「戻れナナ!勝手な単独行動をとるな!!」
リヴァイ兵長の声が後方から聞こえるが振り返る暇なんてない、前方距離500左翼最南端、10m級奇行種一体、5m級通常種五体、担当部隊壊滅、分隊長不明…見える限りはそんな所か、まずは壊滅した部隊と巨人の距離を離さなくては。

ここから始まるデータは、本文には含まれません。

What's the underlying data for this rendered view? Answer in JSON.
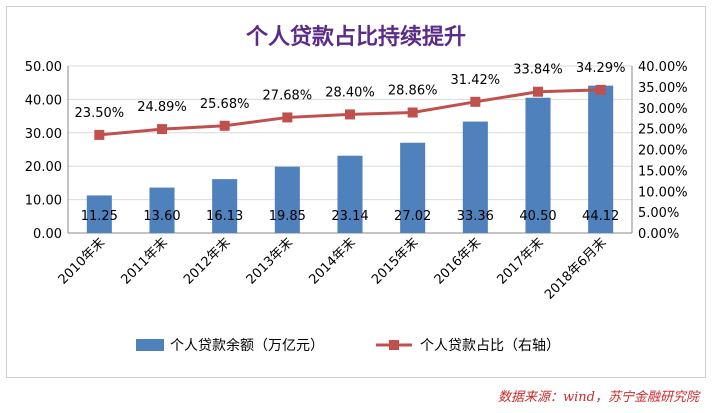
{
  "chart_data": {
    "type": "bar",
    "title": "个人贷款占比持续提升",
    "categories": [
      "2010年末",
      "2011年末",
      "2012年末",
      "2013年末",
      "2014年末",
      "2015年末",
      "2016年末",
      "2017年末",
      "2018年6月末"
    ],
    "series": [
      {
        "name": "个人贷款余额（万亿元）",
        "type": "bar",
        "axis": "left",
        "color": "#4f81bd",
        "values": [
          11.25,
          13.6,
          16.13,
          19.85,
          23.14,
          27.02,
          33.36,
          40.5,
          44.12
        ],
        "labels": [
          "11.25",
          "13.60",
          "16.13",
          "19.85",
          "23.14",
          "27.02",
          "33.36",
          "40.50",
          "44.12"
        ]
      },
      {
        "name": "个人贷款占比（右轴）",
        "type": "line",
        "axis": "right",
        "color": "#c0504d",
        "values": [
          23.5,
          24.89,
          25.68,
          27.68,
          28.4,
          28.86,
          31.42,
          33.84,
          34.29
        ],
        "labels": [
          "23.50%",
          "24.89%",
          "25.68%",
          "27.68%",
          "28.40%",
          "28.86%",
          "31.42%",
          "33.84%",
          "34.29%"
        ]
      }
    ],
    "y_left": {
      "ylim": [
        0,
        50
      ],
      "ticks": [
        0,
        10,
        20,
        30,
        40,
        50
      ],
      "tick_labels": [
        "0.00",
        "10.00",
        "20.00",
        "30.00",
        "40.00",
        "50.00"
      ]
    },
    "y_right": {
      "ylim": [
        0,
        40
      ],
      "ticks": [
        0,
        5,
        10,
        15,
        20,
        25,
        30,
        35,
        40
      ],
      "tick_labels": [
        "0.00%",
        "5.00%",
        "10.00%",
        "15.00%",
        "20.00%",
        "25.00%",
        "30.00%",
        "35.00%",
        "40.00%"
      ]
    },
    "grid": true,
    "legend": "bottom",
    "title_color": "#5b2c87"
  },
  "source": "数据来源：wind，苏宁金融研究院"
}
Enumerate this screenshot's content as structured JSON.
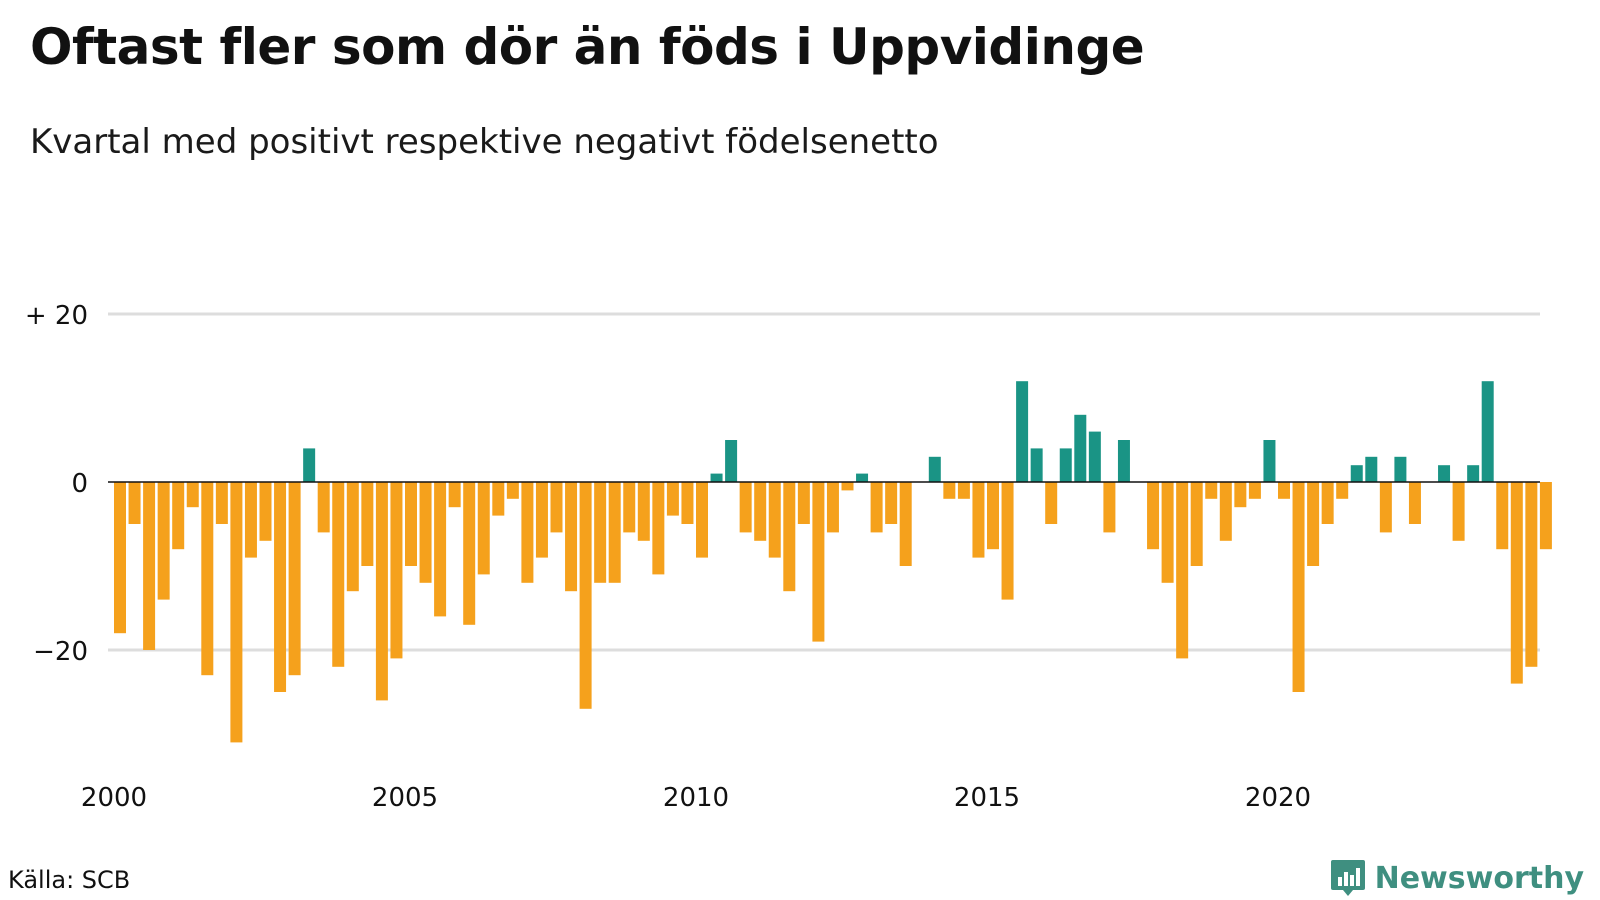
{
  "title": "Oftast fler som dör än föds i Uppvidinge",
  "subtitle": "Kvartal med positivt respektive negativt födelsenetto",
  "source": "Källa: SCB",
  "brand": {
    "name": "Newsworthy",
    "icon": "bar-chart-speech-bubble-icon",
    "color": "#3f8f80"
  },
  "colors": {
    "positive": "#1a9485",
    "negative": "#f5a11c",
    "gridline": "#dddddd",
    "zeroline": "#111111"
  },
  "chart_data": {
    "type": "bar",
    "title": "Oftast fler som dör än föds i Uppvidinge",
    "subtitle": "Kvartal med positivt respektive negativt födelsenetto",
    "xlabel": "",
    "ylabel": "",
    "period": "quarter",
    "first_period": "2000 Q1",
    "ylim": [
      -32,
      32
    ],
    "yticks": [
      20,
      0,
      -20
    ],
    "ytick_labels": [
      "+ 20",
      "0",
      "−20"
    ],
    "xtick_labels": [
      "2000",
      "2005",
      "2010",
      "2015",
      "2020"
    ],
    "grid": true,
    "legend": "none",
    "values": [
      -18,
      -5,
      -20,
      -14,
      -8,
      -3,
      -23,
      -5,
      -31,
      -9,
      -7,
      -25,
      -23,
      4,
      -6,
      -22,
      -13,
      -10,
      -26,
      -21,
      -10,
      -12,
      -16,
      -3,
      -17,
      -11,
      -4,
      -2,
      -12,
      -9,
      -6,
      -13,
      -27,
      -12,
      -12,
      -6,
      -7,
      -11,
      -4,
      -5,
      -9,
      1,
      5,
      -6,
      -7,
      -9,
      -13,
      -5,
      -19,
      -6,
      -1,
      1,
      -6,
      -5,
      -10,
      0,
      3,
      -2,
      -2,
      -9,
      -8,
      -14,
      12,
      4,
      -5,
      4,
      8,
      6,
      -6,
      5,
      0,
      -8,
      -12,
      -21,
      -10,
      -2,
      -7,
      -3,
      -2,
      5,
      -2,
      -25,
      -10,
      -5,
      -2,
      2,
      3,
      -6,
      3,
      -5,
      0,
      2,
      -7,
      2,
      12,
      -8,
      -24,
      -22,
      -8
    ]
  }
}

馬を全速力で走らせつつ載せている荷物にアンカーを打ち付け、乗馬したままガスを下方へ吹かした。一時的に私の体が宙に浮かび上がったのを確認しガスを最大限に吹かす。
(まずは奇行種!!)
予測不可能な行動をおこす奇行種は一番危険だ、今も人がかたまっている場所ではなくたった一人の兵をつけ狙い、縦横無尽に走り部隊を乱し続けている。
奇行種にある程度接近した所で荷物のアンカーを外し奇行種の背中に打ち付ける、振り子のように奇行種の足元を滑り両足の腱を削ぎ落とす事に成功した。
ぐらりと奇行種の巨体が傾ぎ膝をつく、そのままアンカーを巻き取り首筋に張り付いて力一杯首を削いだ。まずは一体。
(……駄目だ、時間がかかりすぎている)
力が無いから首を削ぎ落とすのに時間を取られてしまい、奇行種が蒸発する頃には早くも二体に囲まれた。巨人の血で駄目になった刃を交換するだけで手一杯だ。
「大丈夫か!?」
片方の巨人が横倒しになり蒸発していく、消えていく巨体の影から現れたのは二人の兵士だった。
「ありがとう、この部隊の人?」
だが二人を確認する間も無く、残っていた巨人が襲いかかってきた。
「うわっ!!」
「下がって!!」
アンカーを巨人に打とうとも正面からでは勝ち目がない、ひとまず体勢を整えるべきだ。
助けに来てくれたうちの髪を結んだ青年から信号弾を奪い、左手にも自分の物を腰から抜いて巨人の両目めがけて打ち付けた。
「……すっげえ。そんな事よく考えるな」
巨人が怯んだ隙に二人が駆逐したが、先ほどの襲撃で髪の短い方の青年が怪我をしてしまったようだ。
戦える者より負傷兵の方が多い、まずい、このままでは消耗し寄ってくる巨人に囲まれて終わりだ。
「動ける者は負傷兵を中央へ連れていき増援を頼め、怪我人は早く馬に乗れ、馬が逃げた者は立体機動を!!」
大声で指示を出すと、急な巨人の襲撃で動けなくなっていた兵達が撤退を始めた。私達も早く脱出しないと。
「乗って!二人乗りでも本隊までなんとかなる」
「お前は!?」
私の馬に二人を乗せて、馬の尻を叩いた。
「増援が来るまで後ろの森に登ってるから、だから早く増援を!!」
まだ残っている兵がいるはずだ、彼らを森に誘導しないといけない。
(一人でも、一人でも多く助けなきゃ)
人がまばらになった平野を見渡せば、馬を無くしたらしい別の二人の兵士が巨人の目の前に取り残されていた。
「危ない!」
平野だからとか、正面からは駄目だとか、そんな事を考えている暇なんて無かった。アンカーを巨人の肩に打ち込み、身体全体に力を入れて捻りながら、二人を捕まえようとする巨人の手に突進した。巨人の肉が抉り落とされて、反動で巨人が倒れる。
だけど、襲ってきた巨人の後ろの死角から新たな巨人が現れ、倒れた巨人ごとワイヤーに引っ張られて身動きの取れない私に向けて腕を降り下ろしてきた。アンカーを外して逃れようとするが間に合わない。
(……駄目だ、叩きつけられる!!)
恐ろしくて両目を瞑る。だが体が宙を舞う感覚はあるのだが、いつまでたっても衝撃は来なかった。
(なんで?……助かったの?)
おそるおそる目を開けると、眼下に広がっているのはしゅうしゅうと音をたてて朽ちていく何体もの巨人の亡骸と助かったらしい二人の兵士だけ。
でも私のおなかに何かが巻きついている、なんだか身に覚えのあるような温かさと固さの何かが。これはもしかして…
「一人でまともに倒せないくせして威勢だけは立派なガキだなぁ、ナナ」
「リヴァイ兵長?」
私を抱えた兵長が物凄い怒りの形相で私をのぞき込んでいた。